Defect Engineering of Green Phosphorene Nanosheets for Detecting Volatile Organic Compounds: A Computational Approach

Abstract

The high performance of chemical gas detection has become an essential factor for monitoring biotoxin volatile organic compounds (VOCs). Here, using first-principles modeling, defect engineering of green phosphorene (GreenP) with heteroatom substitution and vacancy formation was proposed to obtain high sensing ability and reusability of gas sensing materials for VOC gases. Our computations suggest that pristine and S- and C-doped GreenP weakly adsorbs the VOC gases with small charge transfer, leading to almost no change in the electronic properties. Although mono- and di-vacancy GreenP substantially improves the adsorption strength, the electronic structure exhibits negligible changes upon adsorption, resulting in low sensitivity.
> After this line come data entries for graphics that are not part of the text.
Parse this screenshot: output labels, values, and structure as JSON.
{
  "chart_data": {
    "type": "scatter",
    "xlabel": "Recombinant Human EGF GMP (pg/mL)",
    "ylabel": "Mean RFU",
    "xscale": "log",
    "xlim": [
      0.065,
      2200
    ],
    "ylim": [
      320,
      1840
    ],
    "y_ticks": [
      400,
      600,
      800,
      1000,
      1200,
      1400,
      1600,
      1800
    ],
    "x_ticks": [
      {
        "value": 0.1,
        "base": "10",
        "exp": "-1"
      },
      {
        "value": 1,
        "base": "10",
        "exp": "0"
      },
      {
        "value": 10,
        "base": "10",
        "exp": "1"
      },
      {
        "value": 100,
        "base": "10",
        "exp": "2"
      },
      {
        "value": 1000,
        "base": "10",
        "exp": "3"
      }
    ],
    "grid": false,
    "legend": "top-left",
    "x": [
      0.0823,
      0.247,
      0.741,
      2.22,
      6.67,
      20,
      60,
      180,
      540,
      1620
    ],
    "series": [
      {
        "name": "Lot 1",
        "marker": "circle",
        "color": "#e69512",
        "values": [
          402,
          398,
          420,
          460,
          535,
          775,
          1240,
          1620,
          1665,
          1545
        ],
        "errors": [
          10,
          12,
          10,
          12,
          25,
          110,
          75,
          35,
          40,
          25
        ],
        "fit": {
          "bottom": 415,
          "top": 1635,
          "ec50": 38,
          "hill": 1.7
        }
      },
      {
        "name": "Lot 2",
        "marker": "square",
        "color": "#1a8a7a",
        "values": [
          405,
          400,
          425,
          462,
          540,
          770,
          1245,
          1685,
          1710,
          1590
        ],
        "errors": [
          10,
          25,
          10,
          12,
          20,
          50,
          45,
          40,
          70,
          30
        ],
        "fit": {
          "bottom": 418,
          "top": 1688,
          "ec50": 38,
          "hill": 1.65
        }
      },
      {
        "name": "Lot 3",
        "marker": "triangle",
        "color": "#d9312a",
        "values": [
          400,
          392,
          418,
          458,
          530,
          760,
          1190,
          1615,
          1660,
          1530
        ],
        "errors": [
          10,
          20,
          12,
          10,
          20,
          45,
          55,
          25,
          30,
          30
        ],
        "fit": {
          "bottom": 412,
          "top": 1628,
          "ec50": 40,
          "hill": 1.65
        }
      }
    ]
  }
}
Remarkably, Si doping improves the adsorption of carbonyl-containing compounds, including acetone, propanal, and formaldehyde, and yields major changes in the electronic properties and work function, which promote sensitivity and selectivity. In addition, their adsorption energies are moderately strong, which also allow for fast desorption at elevated temperature, resulting in high reusability. From the computational viewpoints, we proposed Si-doped GreenP as a promising candidate for gas sensing material for VOC detection.